I decided to write and do the following after reading about Asher Brown, a 13 year old kid from Texas. He was bullied at school not only for his size and clothes, but also for his sexuality. His parents went to the school to complain about the harassment, but the school officials denied they were confronted about the ongoing bullying. After suffering from years of pain, Asher came out to his parents one morning and that afternoon, took his own life with a gun.
Stories like this have been becoming more visible lately, and it makes me so sad that kids like Asher would end their life before they had the chance to see that life does get better over time. Normal childhood bullying is one thing, but to be harassed over something as personal and natural as this and seemingly inconsequential to others is a damned shame. LGBT youth have it especially rough, sometimes feeling like they are completely alone in this struggle or worse, rejected and betrayed by their own friends and family. These kids are up to four times more likely to attempt suicide than their heterosexual peers. Sadly, many schools can’t even provide a supportive enough environment, a place where their own students can feel safe.
“You feel so helpless, and day in and day out you’re being called something, and they’re telling you the same message: ‘Your life is worthless.’ And you start to believe it.” — Joey Kemmerling, who came out in eighth grade, in an interview on CNN.
I was one of the lucky ones. I grew up with an understanding and accepting family. When I came to terms with my own sexuality, I became withdrawn and very private about my life, even at home. As many kids do, I took it upon myself to learn what it meant to be gay, and made a few friends who were going through something similar. I remember one frightening phone call from a friend who was on the brink of suicide and told me how he wanted to kill himself. I was lucky in the fact that I didn’t suffer from harassment or bullying because of my sexuality. I was able to deal with things own my own time and largely in private, and I eventually came out to my family and friends. I opened my life back up to those close to me, which put an end to hiding who I was, who my friends where, and who I was dating. Life only got better after that. Given the time and place, had I been overtly gay in school things might have been different for me.

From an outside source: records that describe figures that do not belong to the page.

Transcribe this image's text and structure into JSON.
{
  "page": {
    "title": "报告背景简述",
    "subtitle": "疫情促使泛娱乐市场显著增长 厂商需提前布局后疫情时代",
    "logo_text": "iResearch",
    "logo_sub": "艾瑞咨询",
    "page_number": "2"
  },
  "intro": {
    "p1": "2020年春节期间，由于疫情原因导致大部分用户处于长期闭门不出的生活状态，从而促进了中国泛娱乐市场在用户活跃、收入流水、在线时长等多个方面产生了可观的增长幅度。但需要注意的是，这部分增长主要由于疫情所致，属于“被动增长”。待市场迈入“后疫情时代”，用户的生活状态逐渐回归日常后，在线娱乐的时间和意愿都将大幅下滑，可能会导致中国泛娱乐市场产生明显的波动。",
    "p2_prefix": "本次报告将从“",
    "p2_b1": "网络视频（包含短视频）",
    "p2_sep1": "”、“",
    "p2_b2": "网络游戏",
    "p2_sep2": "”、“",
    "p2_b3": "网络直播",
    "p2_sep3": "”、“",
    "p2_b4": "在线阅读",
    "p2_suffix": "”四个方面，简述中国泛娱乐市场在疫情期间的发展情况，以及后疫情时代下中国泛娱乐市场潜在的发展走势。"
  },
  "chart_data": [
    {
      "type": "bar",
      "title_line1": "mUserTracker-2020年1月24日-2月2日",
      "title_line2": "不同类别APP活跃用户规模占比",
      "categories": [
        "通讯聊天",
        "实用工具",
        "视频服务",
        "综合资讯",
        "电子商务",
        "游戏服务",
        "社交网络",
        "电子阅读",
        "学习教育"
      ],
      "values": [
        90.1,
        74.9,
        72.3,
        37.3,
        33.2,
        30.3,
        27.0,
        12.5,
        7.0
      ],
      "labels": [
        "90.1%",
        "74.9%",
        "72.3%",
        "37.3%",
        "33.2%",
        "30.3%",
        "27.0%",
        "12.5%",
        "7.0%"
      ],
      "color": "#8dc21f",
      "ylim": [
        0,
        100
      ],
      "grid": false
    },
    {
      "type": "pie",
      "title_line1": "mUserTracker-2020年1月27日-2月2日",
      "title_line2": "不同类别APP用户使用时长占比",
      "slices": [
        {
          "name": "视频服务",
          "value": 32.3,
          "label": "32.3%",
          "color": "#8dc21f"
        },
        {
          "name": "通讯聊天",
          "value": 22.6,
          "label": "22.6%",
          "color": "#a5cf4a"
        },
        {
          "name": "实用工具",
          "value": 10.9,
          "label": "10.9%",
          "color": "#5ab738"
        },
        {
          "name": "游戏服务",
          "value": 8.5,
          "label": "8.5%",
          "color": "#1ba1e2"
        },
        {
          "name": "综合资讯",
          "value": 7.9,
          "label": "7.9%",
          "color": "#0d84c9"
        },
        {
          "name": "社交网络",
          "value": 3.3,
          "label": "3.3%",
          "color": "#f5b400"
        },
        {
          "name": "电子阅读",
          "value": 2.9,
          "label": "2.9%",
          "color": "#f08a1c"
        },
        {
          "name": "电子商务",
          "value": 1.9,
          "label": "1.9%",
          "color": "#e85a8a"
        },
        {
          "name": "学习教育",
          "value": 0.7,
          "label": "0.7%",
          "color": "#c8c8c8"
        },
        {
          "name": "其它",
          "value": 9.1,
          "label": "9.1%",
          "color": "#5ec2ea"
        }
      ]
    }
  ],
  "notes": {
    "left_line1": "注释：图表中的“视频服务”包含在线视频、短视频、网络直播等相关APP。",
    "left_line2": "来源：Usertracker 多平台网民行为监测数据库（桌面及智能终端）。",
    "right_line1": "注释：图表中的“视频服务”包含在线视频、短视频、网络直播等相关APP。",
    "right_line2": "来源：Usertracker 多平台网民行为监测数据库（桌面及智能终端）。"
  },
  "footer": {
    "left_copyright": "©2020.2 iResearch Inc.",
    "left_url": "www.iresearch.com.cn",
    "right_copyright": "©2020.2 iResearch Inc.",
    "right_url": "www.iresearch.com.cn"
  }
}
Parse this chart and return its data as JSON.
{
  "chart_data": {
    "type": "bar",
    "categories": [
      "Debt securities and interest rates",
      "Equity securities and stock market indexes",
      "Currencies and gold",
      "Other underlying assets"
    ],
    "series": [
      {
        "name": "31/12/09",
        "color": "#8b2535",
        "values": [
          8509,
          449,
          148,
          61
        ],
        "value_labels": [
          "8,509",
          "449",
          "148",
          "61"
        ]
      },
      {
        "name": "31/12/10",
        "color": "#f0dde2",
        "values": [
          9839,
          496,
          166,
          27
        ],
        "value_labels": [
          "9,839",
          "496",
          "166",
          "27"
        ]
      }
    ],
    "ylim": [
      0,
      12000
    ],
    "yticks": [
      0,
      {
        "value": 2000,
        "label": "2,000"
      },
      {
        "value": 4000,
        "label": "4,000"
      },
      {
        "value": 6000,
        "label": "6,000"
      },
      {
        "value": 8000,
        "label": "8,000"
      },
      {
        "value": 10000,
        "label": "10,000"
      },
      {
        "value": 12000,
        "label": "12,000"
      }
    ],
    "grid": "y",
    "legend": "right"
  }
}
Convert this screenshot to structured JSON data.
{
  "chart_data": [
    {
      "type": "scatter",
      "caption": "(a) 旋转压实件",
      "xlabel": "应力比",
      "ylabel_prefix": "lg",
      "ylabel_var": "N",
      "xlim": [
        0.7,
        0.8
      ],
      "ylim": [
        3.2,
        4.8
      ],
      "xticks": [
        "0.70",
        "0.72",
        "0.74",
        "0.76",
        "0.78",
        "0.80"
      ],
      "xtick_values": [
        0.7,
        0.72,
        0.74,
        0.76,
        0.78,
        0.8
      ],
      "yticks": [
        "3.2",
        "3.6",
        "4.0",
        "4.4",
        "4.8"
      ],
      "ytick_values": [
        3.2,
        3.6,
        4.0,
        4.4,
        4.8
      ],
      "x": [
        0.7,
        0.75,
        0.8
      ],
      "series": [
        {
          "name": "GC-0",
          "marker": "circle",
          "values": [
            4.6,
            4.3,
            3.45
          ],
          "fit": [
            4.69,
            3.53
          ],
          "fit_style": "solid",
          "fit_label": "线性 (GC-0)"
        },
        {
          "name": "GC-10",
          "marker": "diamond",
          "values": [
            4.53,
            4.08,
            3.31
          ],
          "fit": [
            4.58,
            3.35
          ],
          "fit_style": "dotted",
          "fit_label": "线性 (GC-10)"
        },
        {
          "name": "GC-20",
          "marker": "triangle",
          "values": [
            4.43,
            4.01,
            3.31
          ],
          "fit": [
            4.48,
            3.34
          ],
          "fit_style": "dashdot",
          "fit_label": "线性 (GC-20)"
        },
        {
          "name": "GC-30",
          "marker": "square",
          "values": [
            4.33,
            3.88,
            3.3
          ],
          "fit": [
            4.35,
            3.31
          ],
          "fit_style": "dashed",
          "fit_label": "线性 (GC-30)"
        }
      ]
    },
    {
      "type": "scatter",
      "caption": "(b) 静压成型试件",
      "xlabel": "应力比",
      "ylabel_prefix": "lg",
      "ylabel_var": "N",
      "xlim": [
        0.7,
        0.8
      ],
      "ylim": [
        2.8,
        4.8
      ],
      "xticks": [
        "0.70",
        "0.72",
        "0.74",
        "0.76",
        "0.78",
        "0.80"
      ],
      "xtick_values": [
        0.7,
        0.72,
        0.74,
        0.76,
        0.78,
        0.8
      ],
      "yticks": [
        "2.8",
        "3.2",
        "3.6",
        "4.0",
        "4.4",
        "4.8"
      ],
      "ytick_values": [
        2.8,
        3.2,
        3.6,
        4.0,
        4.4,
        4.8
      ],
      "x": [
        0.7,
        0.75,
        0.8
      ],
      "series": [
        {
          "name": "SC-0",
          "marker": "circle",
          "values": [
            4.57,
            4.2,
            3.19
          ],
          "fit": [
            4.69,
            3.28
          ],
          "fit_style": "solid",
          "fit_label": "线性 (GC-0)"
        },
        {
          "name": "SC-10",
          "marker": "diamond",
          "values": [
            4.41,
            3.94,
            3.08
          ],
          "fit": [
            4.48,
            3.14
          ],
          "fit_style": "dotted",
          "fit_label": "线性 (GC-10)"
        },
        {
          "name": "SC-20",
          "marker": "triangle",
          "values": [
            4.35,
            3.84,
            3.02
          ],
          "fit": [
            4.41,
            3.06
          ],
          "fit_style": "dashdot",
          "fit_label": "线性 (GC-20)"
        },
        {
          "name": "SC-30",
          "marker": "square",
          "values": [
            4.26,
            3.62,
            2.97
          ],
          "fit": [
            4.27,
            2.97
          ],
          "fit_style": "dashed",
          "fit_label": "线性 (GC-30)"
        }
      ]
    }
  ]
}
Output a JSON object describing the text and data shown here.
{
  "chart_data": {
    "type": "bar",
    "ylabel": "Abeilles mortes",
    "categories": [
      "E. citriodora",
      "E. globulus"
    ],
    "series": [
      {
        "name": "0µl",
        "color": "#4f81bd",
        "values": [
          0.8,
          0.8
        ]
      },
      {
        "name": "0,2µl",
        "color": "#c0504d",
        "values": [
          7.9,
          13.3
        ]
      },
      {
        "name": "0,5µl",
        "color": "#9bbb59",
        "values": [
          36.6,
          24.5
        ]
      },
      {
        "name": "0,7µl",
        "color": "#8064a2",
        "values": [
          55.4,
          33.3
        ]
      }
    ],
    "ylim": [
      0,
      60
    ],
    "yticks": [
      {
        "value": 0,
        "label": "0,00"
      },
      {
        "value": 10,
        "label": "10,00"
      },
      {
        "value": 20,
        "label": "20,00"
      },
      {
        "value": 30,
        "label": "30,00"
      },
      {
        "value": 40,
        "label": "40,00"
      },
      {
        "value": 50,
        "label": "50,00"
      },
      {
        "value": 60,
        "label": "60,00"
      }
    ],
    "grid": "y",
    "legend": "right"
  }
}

It’s getting over this hump when kids are the most vulnerable and when it’s most important to have visible role models and support. I feel that National Coming Out Day is important because it gives hope that you can rise above this adversity despite your sexuality. These kids are not alone in their struggles. Many have gone through the same struggles and have made it through. It’s important for them to understand that life will get better, and that what they’re going through now is perfectly normal and not something to be ashamed of or embarrassed by. If they are being ridiculed or harassed, they need to find constructive help and allies to help them through the rough times.
So, today I am coming out via this blog post, to show that a nerdy introverted kid from Plainfield, Indiana can come to terms with being gay and continue on to become a happy, fulfilled, productive member of society. If I could pass my own circumstances and resources to other kids in Plainfield, or anywhere else, I would in a heartbeat. If nothing else, I want to be part of an open and accepting society that shows there is nothing wrong with being gay. Now as an adult, I can say with authority that there are far worse things to be than a homosexual.
In light of all the sad stories about gay kids lately, I feel inspired to make a significant mark of my own on this Coming Out Day. To this end, today I have become a Circle of Hope member of the Trevor Project.
The Trevor Project is a non-profit organization created by writer James Lecesne, director Peggy Rajski, and producer Randy Stone. They created an Academy Award winning short film named Trevor, a story about a gay teen who after being rejected by his friends because of his sexuality, attempts to take his own life. As their film was about to debut on HBO, they realized there was no national lifeline for the young viewers the film would reach. Thus they formed The Trevor Project, the first national 24/7 suicide prevention hot-line for LGBT youth. The Trevor Project has since been supported financially by the likes of Daniel Radcliffe, Sacha Baron Cohen, Anne Hathaway, Neil Patrick Harris, and many others.
Organizations like this can sometimes be the only reason kids choose life over death, so they need our help and support. The Trevor Lifeline can be reached at any time at 866-4-U-TREVOR (866-488-7386).
You can learn more about their organization at their website, TheTrevorProject.org.
As is everybody else who is taking this day as an opportunity to come out of the closet, I hope that our world takes a small step towards acceptance of everybody regardless of their sexuality. Being gay is just one facet of one’s life and I want everybody to understand that people who are gay are also many more things. They are still your sons and daughters, your brother and sisters, your cousins, your classmates, your neighbors, your coworkers, and your friends.